In the round FON has raised US$14 million to push its network further in the US where it’s thus far been least successful. Its backers include Index Ventures, Google, Coral, Atomico and Deutsche Telekom and a new contribution by Qualcomm Atheros, which is helping FON develop a WiFi router that combines what FON now calls ‘social WiFi’ (its old buzz-word was ‘crowdsourced’) and music. We’ll have to wait and see what the music feature involves.
FON’s business model is built around the shared WiFi concept. Participants devote a sliver of their WiFi bandwidth to the FON pool and in return can use all the other slivers on a global basis. The company has often worked with wireline incumbents - such as BT in the UK - to push out its shared network.
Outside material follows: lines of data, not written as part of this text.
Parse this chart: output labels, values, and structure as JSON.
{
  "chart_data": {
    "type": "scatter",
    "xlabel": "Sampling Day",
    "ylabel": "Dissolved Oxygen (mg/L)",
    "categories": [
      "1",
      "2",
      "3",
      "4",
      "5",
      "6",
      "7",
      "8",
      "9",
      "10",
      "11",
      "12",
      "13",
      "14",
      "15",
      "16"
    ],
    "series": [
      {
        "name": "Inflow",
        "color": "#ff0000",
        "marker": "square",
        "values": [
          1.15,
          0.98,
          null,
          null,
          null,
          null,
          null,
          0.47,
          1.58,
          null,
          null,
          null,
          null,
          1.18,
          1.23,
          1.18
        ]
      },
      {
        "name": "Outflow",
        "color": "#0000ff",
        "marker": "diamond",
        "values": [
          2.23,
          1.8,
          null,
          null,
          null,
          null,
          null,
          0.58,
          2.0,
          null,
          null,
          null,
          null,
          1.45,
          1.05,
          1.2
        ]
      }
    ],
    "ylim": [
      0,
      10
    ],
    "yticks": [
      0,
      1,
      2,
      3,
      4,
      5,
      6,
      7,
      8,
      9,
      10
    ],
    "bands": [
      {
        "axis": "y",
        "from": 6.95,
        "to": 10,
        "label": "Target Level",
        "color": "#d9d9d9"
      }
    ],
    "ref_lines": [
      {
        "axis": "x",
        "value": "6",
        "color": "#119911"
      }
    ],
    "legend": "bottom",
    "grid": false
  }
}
Deutsche Telekom is also an enthusiastic backer.
As well as take a stake, Qualcomm Atheros has been working with FON on embedding the FON functionality in its WiFi hub chipset (as Qualcomm’s customers do - it is essentially a design house for silicon) and as part of that deal the design is made available to other customers via Qualcomm’s SDK so they can embed it as well, thus furthering the cause.
In this era of multi-billion dollar deals being done (it seems) on an almost daily basis in this market, FON’s $14 million might seem like an underwhelming total for what’s being billed by some as a game-changer.
According to FON’s CEO, Martin Varsavsky, “The amount of this round and the caliber of investors will propel us into our next stage of growth."
So the money is only part of the story. FON needs to keep up its visibility as it grinds towards whatever number of hotspots it reckons will finally give it blanket enough coverage to really make a difference in the world. The Qualcomm deal in particular keeps it in the industry spotlight.
FON’s stated target is to have 35 million hotspots globally by 2016; it currently has 12 million and has grown by 50 per cent (it claims) in the past year, which at that rate puts it on target for around 35 million by the middle of 2016.
Coverage is uneven. In a long relationship with BT (the only big Euro wireline incumbent without a mobile arm) it has built up penetration to around 10 per cent of households (including mine). It claims France and Belgium are similar, but it admits that coverage can be uneven.
My own experience (and the map on Fon website) tells me that my town is covered in hotspots,. My computer’s WiFi settings tell me that two of those are in range, but the only time I’ve ever used FON was when my own service went down. Then it was highly useful.
We know how many (roughly) users FON has because it has 12 million hotspots, but what we don’t know is how many minutes per year each of those users (on average) uses. That WOULD be interesting.